Mes amours francophones : 60-51
60. Christophe Panorama de Berlin (2008)
Sur ce disque totalement cinématographique qu’est ce génial Aimer ce que nous sommes, Panorama de Berlin constitue à coup sûr la scène la plus marquante. Fantastique déambulation nocturne sous les néons de la ville, cette chanson dessine un paysage mystérieux, trouble et sensuel, un énième objet sonore non identifié à accrocher à la boutonnière de Christophe. Entre un bandonéon évanescent et des traits de guitare hypnotiques, le morceau se hisse à d’impressionnantes hauteurs après environ trois minutes, quand un synthétiseur embarque l’ensemble dans une vertigineuse ascension, une échappée flottante que ne renierait pas l’immense Robert Wyatt. D’une beauté follement audacieuse, cette chanson illustre une fois encore à quel point l’art du dernier des Bevilacqua – comme il se dénommait lui-même – semble définitivement libéré de toutes les pesanteurs terrestres.
- Panorama de Berlin
- Et aussi : Mal comme
- Bonus : rencontre et entretien avec Christophe lors de la sortie d’ Aimer ce que nous sommes, par Eric Nahon pour le magazine Longueur d’ondes
59. Jane Birkin & Serge Gainsbourg Je t’aime… moi non plus (1969)

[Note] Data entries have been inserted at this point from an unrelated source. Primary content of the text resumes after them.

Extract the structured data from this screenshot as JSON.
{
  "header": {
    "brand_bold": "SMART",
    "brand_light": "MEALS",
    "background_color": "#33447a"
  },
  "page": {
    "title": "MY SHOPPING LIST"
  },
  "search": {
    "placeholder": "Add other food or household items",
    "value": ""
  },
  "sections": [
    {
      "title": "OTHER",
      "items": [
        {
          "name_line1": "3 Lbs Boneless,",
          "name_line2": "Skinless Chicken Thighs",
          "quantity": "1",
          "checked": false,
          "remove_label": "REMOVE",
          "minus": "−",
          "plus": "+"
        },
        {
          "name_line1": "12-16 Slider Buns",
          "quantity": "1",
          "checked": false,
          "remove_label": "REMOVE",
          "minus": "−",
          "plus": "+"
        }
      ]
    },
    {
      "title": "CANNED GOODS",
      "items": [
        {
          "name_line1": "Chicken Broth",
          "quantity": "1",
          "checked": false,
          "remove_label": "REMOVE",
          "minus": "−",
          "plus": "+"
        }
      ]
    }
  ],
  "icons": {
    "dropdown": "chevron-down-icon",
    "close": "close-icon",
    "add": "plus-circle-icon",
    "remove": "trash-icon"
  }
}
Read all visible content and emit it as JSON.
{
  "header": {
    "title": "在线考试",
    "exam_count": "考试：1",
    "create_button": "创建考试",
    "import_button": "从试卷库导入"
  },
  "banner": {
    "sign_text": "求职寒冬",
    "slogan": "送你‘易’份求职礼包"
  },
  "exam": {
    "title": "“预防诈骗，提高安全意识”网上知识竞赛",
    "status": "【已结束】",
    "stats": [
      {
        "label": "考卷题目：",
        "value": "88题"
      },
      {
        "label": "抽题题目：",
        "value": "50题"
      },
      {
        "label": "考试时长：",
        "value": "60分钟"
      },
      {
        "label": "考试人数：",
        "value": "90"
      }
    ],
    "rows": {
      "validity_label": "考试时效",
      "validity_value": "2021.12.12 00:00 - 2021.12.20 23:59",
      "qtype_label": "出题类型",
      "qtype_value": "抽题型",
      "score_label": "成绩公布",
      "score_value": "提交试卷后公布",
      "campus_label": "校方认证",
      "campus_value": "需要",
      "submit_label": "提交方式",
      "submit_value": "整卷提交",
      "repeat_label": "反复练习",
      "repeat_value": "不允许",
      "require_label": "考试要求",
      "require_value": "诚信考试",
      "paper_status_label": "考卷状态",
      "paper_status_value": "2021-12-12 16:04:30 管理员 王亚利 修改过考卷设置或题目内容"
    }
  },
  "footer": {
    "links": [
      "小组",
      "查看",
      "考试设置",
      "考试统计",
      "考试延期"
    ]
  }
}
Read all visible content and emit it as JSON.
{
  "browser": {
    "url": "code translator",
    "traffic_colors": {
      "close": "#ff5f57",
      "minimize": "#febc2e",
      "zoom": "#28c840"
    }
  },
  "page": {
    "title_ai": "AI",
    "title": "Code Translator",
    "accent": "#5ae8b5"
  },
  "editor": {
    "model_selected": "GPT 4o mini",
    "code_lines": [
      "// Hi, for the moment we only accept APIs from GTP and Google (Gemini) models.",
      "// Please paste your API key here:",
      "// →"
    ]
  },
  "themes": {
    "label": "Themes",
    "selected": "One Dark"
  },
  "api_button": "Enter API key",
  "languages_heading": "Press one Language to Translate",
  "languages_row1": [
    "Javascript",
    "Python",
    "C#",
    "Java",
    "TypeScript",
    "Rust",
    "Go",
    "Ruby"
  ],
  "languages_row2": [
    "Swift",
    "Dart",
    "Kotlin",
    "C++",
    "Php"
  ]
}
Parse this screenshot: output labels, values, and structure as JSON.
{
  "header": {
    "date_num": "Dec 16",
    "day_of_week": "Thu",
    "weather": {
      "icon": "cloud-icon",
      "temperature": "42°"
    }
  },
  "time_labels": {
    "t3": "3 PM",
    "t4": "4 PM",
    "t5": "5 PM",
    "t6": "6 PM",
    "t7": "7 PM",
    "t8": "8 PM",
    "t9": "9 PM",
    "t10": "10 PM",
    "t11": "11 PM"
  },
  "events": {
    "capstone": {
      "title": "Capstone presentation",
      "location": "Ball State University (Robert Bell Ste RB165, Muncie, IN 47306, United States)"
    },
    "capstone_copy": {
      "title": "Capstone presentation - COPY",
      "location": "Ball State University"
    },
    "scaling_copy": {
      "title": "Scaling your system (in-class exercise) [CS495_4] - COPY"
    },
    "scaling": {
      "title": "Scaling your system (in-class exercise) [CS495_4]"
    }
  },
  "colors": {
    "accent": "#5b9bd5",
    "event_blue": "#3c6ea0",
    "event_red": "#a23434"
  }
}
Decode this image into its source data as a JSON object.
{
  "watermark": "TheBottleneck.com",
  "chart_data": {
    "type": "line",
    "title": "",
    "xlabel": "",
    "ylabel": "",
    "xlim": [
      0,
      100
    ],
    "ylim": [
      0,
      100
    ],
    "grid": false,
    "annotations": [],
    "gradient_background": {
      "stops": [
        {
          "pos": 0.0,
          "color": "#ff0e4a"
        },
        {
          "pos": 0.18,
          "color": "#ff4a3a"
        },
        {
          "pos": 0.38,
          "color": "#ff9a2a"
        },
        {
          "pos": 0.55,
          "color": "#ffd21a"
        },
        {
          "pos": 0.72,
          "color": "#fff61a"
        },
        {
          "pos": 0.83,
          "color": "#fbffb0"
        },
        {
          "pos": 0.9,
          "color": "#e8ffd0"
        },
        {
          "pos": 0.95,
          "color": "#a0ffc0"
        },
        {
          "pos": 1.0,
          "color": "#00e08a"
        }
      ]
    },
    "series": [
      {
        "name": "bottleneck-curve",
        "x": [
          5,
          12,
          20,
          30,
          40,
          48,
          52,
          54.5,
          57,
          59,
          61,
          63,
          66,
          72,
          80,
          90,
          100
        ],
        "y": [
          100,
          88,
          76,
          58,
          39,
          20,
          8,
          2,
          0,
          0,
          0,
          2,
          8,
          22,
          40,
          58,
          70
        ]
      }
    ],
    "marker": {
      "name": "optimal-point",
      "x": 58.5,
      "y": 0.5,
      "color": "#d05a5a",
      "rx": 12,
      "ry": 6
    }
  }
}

Vous connaissez sans doute l’histoire par cœur. D’abord écrite pour et interprétée avec Brigitte Bardot, Je t’aime… moi non plus fût d’abord remisée en carton du fait du peu d’enthousiasme du légitime époux de madame Bardot à l’entendre exposer sur les ondes sa déjà peu discrète aventure alors en cours avec Gainsbourg. J’ai d’ailleurs un temps hésité à faire figurer ici cet enregistrement original – qui paraîtra finalement en 1986 – mais c’est bien cette version avec Jane Birkin qui est devenue emblématique, et qui exhibe les attraits les plus aguichants, entre son déhanché introductif à la guitare et le chant suraigu de Birkin, véhicule idéal pour l’extase. S’il est difficile de nier l’érotisme du morceau – et ce parfum de scandale qu’il diffusa sur la France post-68 – Je t’aime… moi non plus est d’abord et avant tout un magnifique chant d’amour, absolu et d’une froide lucidité. « L’amour physique est sans issue » chante Gainsbourg, en pleine conscience de la fin prochaine de son histoire impossible avec Birkin / Bardot. Abandon des corps avant celui des cœurs à venir, Je t’aime… moi non plus , avec ses cordes enivrantes et son orgue inspiré de Bach via Procol Harum, est aussi une fabuleuse chanson-vague, dont le roulis favorise tous les transports.
- Je t’aime… moi non plus
- Et aussi : 69 année érotique
- Bonus : pour le plaisir, la très drôle parodie enregistrée par Bourvil et Jacqueline Maillan et intitulée Ça
58. Daniel Darc La pluie qui tombe (2004)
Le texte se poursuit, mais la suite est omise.